Introduction to The Solr Enterprise Search Server

Solr in a Nutshell

Solr is a standalone enterprise search server with a web-services like API. You put documents in it (called “indexing”) via XML over HTTP. You query it via HTTP GET and receive XML results.

Advanced Full-Text Search Capabilities
Optimized for High Volume Web Traffic
Standards Based Open Interfaces – XML and HTTP
Comprehensive HTML Administration Interfaces
Scalability – Efficient Replication to other Solr Search Servers
Flexible and Adaptable with XML configuration
Extensible Plugin Architecture

Solr Uses the Lucene Search Library and Extends it!

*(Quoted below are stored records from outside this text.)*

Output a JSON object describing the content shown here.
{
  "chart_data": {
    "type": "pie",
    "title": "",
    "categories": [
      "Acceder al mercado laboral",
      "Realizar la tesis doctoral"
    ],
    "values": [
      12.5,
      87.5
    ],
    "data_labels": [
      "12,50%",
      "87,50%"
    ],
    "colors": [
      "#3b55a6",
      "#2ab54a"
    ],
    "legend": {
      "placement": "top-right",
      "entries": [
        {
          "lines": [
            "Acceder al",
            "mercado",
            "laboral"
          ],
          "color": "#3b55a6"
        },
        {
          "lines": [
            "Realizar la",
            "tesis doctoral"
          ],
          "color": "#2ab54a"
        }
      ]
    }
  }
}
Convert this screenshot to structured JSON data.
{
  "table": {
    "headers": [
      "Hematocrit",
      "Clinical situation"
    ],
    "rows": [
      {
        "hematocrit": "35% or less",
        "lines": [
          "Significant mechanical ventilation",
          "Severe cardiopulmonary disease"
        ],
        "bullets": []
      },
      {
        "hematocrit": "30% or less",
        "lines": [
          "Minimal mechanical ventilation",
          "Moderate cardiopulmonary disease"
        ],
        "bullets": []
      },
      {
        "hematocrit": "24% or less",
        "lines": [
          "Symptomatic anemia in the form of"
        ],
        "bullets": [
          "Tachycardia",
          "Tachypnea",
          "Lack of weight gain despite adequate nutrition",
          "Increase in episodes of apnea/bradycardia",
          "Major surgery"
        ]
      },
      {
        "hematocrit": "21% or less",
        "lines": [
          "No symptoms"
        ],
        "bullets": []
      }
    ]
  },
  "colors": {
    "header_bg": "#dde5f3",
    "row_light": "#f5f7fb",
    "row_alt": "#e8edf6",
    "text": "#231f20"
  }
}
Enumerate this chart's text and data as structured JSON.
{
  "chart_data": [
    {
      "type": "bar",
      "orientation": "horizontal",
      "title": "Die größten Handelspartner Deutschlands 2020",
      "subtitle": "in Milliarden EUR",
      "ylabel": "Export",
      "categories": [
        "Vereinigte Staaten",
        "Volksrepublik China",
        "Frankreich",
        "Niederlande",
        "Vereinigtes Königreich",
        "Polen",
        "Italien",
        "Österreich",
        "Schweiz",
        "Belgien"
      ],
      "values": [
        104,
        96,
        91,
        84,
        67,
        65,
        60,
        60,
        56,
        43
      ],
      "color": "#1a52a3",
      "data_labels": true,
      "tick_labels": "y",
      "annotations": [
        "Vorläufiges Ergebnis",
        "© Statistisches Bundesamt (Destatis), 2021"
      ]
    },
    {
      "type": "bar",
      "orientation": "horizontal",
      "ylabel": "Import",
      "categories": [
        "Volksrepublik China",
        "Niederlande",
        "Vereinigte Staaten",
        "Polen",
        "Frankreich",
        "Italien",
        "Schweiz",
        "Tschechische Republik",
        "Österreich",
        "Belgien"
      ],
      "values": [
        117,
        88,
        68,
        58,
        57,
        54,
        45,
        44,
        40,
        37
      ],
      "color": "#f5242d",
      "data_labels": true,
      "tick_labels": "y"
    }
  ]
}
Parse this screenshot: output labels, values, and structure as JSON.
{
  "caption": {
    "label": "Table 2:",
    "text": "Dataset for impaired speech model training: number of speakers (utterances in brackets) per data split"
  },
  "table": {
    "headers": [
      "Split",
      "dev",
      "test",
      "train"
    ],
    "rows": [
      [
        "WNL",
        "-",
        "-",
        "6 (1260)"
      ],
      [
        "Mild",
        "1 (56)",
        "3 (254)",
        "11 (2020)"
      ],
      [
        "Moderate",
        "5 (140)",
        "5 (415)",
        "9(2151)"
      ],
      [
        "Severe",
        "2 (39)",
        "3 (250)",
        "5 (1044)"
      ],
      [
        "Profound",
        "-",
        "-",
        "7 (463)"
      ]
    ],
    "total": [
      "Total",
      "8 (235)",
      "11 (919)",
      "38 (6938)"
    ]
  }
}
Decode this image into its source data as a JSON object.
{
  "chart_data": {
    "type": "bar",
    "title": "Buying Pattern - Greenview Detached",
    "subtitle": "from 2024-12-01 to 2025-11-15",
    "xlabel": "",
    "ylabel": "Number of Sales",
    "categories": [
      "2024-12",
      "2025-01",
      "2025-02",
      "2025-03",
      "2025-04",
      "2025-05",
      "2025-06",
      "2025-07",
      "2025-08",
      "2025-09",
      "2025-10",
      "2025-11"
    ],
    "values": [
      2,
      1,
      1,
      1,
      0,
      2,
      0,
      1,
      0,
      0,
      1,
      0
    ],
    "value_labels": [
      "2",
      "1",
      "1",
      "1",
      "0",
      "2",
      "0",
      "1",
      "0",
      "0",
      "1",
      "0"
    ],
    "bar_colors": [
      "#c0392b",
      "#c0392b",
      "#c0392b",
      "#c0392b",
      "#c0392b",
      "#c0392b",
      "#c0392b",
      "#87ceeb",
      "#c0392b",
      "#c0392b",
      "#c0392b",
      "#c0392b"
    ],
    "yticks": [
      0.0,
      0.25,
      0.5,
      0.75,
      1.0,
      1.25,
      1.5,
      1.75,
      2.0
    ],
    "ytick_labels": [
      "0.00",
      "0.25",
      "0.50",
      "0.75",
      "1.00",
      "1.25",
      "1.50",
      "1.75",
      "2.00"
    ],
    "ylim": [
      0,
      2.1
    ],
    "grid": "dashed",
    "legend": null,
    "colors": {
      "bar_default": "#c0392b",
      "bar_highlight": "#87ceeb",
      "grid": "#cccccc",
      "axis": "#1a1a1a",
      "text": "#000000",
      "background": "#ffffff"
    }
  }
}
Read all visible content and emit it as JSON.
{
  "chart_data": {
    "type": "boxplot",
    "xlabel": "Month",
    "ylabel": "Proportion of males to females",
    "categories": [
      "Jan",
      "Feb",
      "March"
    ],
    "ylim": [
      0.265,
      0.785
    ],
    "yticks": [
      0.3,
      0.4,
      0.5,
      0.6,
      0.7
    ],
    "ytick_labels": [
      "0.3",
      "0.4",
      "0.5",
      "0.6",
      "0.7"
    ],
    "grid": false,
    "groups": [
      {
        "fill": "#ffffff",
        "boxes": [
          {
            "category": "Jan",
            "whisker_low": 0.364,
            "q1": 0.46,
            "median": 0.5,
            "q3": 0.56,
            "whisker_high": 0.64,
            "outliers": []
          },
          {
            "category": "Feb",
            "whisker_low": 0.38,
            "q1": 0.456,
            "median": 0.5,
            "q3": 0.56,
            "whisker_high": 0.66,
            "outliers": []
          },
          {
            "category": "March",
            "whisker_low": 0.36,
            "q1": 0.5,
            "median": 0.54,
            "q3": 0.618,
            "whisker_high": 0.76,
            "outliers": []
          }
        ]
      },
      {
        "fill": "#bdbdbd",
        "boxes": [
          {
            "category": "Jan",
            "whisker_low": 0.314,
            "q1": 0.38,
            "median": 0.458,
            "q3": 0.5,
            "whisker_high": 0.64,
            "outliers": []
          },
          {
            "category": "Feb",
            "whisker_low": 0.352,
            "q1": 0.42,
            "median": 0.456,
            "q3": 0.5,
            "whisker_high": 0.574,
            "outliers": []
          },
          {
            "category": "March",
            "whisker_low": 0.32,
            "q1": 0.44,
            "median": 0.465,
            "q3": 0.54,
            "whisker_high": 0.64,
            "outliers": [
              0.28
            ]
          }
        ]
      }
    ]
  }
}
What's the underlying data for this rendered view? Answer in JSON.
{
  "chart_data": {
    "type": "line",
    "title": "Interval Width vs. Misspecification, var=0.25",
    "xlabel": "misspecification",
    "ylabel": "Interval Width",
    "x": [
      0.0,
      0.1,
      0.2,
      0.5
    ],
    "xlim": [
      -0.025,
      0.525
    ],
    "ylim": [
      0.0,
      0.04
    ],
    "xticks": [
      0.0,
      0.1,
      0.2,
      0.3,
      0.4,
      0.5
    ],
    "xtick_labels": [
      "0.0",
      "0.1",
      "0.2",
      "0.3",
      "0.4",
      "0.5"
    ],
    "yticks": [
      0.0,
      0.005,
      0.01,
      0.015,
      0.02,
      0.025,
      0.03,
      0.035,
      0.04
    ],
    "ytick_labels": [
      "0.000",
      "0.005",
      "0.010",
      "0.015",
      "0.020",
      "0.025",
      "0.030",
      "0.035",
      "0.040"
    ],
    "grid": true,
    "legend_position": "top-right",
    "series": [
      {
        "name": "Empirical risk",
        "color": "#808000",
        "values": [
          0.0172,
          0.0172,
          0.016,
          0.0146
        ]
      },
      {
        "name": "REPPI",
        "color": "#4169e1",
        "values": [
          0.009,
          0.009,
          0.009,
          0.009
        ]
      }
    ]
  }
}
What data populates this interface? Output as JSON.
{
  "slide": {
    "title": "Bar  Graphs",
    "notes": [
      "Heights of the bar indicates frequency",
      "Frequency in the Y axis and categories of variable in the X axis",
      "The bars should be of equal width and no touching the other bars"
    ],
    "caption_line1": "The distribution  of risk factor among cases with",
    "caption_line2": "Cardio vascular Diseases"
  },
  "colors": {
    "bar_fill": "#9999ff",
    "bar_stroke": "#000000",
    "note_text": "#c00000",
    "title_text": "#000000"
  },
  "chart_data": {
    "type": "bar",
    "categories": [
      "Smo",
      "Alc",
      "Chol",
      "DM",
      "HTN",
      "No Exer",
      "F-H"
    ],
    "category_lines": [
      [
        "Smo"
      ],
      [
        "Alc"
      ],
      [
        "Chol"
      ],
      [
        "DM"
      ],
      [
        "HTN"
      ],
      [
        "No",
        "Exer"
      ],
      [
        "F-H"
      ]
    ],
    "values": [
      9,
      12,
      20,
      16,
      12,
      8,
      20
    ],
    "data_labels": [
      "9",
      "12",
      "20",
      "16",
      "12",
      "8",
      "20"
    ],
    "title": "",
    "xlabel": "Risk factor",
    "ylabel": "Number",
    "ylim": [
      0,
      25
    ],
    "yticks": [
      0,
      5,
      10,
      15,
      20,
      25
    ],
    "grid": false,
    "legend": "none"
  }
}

A Real Data Schema, with Dynamic Fields, Unique Keys
Powerful Extensions to the Lucene Query Language
Support for Dynamic Result Grouping and Filtering
Advanced, Configurable Text Analysis
Highly Configurable and User Extensible Caching
Performance Optimizations
External Configuration via XML
An Administration Interface
Monitorable Logging
Fast Incremental Updates and Snapshot Distribution

Detailed Features

Schema

Defines the field types and fields of documents
Can drive more intelligent processing
Declarative Lucene Analyzer specification
Dynamic Fields enables on-the-fly addition of fields
CopyField functionality allows indexing a single field multiple ways, or combining multiple fields into a single searchable field
Explicit types eliminates the need for guessing types of fields
External file-based configuration of stopword lists, synonym lists, and protected word lists

Query

HTTP interface with configurable response formats (XML/XSLT, JSON, Python, Ruby)
Highlighted context snippets
Faceted Searching based on field values and explicit queries
Sort specifications added to query language
Constant scoring range and prefix queries – no idf, coord, or lengthNorm factors, and no restriction on the number of terms the query matches.
Function Query – influence the score by a function of a field’s numeric value or ordinal
Performance Optimizations

Core

Pluggable query handlers and extensible XML data format
Document uniqueness enforcement based on unique key field
Batches updates and deletes for high performance
User configurable commands triggered on index changes
Searcher concurrency control
Correct handling of numeric types for both sorting and range queries
Ability to control where docs with the sort field missing will be placed
Support for dynamic grouping of search results

Caching

Configurable Query Result, Filter, and Document cache instances
Pluggable Cache implementations
Cache warming in background
- When a new searcher is opened, configurable searches are run against it in order to warm it up to avoid slow first hits. During warming, the current searcher handles live requests.
Autowarming in background
- The most recently accessed items in the caches of the current searcher are re-populated in the new searcher, enabing high cache hit rates across index/searcher changes.
Fast/small filter implementation
User level caching with autowarming support

Replication

Efficient distribution of index parts that have changed via rsync transport
Pull strategy allows for easy addition of searchers
Configurable distribution interval allows tradeoff between timeliness and cache utilization

Admin Interface

Comprehensive statistics on cache utilization, updates, and queries
Text analysis debugger, showing result of every stage in an analyzer
Web Query Interface w/ debugging output
- parsed query output
- Lucene explain() document score detailing
- explain score for documents outside of the requested range to debug why a given document wasn’t ranked higher.